Consider a $N\times p$ data matrix $\mathbf X$ with columns $\mathbf x_j$. ESL recommends standardizing the inputs before performing ridge regression, which I understand to mean centering the columns $\mathbf x_j$ to have mean 0 and rescaling them to have variance $\|\mathbf x_j\|^2/N=1$. So let’s assume this is the case. I was thinking about the principle component directions in the column span $V\subset\mathbf R^N$ of $\mathbf X$ (a linear subspace of $\mathbf R^N$). These principal component directions $v\in\mathbf R^N$ have the property that they are norm-one vectors in $V$ so that the variance of $Xv$ is maximized (i.e. we want to maximize $\|Xv\|$).

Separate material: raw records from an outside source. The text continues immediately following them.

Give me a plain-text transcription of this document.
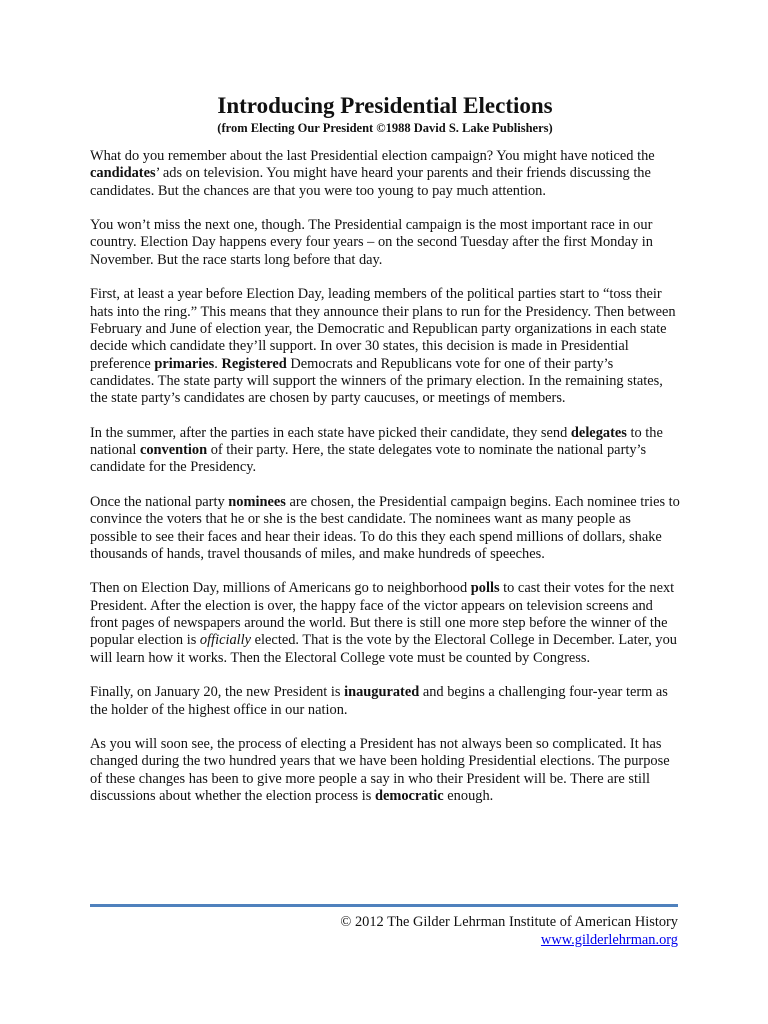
Introducing Presidential Elections

(from Electing Our President ©1988 David S. Lake Publishers)

What do you remember about the last Presidential election campaign? You might have noticed the candidates’ ads on television. You might have heard your parents and their friends discussing the candidates. But the chances are that you were too young to pay much attention.

You won’t miss the next one, though. The Presidential campaign is the most important race in our country. Election Day happens every four years – on the second Tuesday after the first Monday in November. But the race starts long before that day.

First, at least a year before Election Day, leading members of the political parties start to “toss their hats into the ring.” This means that they announce their plans to run for the Presidency. Then between February and June of election year, the Democratic and Republican party organizations in each state decide which candidate they’ll support. In over 30 states, this decision is made in Presidential preference primaries. Registered Democrats and Republicans vote for one of their party’s candidates. The state party will support the winners of the primary election. In the remaining states, the state party’s candidates are chosen by party caucuses, or meetings of members.

In the summer, after the parties in each state have picked their candidate, they send delegates to the national convention of their party. Here, the state delegates vote to nominate the national party’s candidate for the Presidency.

Once the national party nominees are chosen, the Presidential campaign begins. Each nominee tries to convince the voters that he or she is the best candidate. The nominees want as many people as possible to see their faces and hear their ideas. To do this they each spend millions of dollars, shake thousands of hands, travel thousands of miles, and make hundreds of speeches.

Then on Election Day, millions of Americans go to neighborhood polls to cast their votes for the next President. After the election is over, the happy face of the victor appears on television screens and front pages of newspapers around the world. But there is still one more step before the winner of the popular election is officially elected. That is the vote by the Electoral College in December. Later, you will learn how it works. Then the Electoral College vote must be counted by Congress.

Finally, on January 20, the new President is inaugurated and begins a challenging four-year term as the holder of the highest office in our nation.

As you will soon see, the process of electing a President has not always been so complicated. It has changed during the two hundred years that we have been holding Presidential elections. The purpose of these changes has been to give more people a say in who their President will be. There are still discussions about whether the election process is democratic enough.

© 2012 The Gilder Lehrman Institute of American History
www.gilderlehrman.org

Note that if I augment $\mathbf X$ by adding $n-1$ copies of $\mathbf x_p$ to the end (so that $\mathbf X$ is now $N\times(p+n-1)$), then the vector $v=(0,\ldots,0,1/\sqrt n,\ldots,1/\sqrt n)$ has norm 1, where there are $p-1$ zeros followed by $n$ entries with value $1/\sqrt n$.
Now $Xv=\frac{n}{\sqrt n}\mathbf x_p$ with norm $\sqrt{nN}$ and variance $(Xv\cdot Xv)/N=n$. Therefore for $n$ large enough, the projection of $v$ to $V$ will determine a principal component direction and some rescaling of $\mathbf x_p$ will be a principal component of $\mathbf X$.
Contrast this with the lasso, which, if we follow the modified least-angle regression algorithm, should be completely insensitive to the addition of the additional columns, since the LAR algorithm will analyze which column is best correlated with the residual at any given moment.
This is a completely artificial construction, but does it reflect a reason to prefer lasso to ridge regression in multi-collinear situations?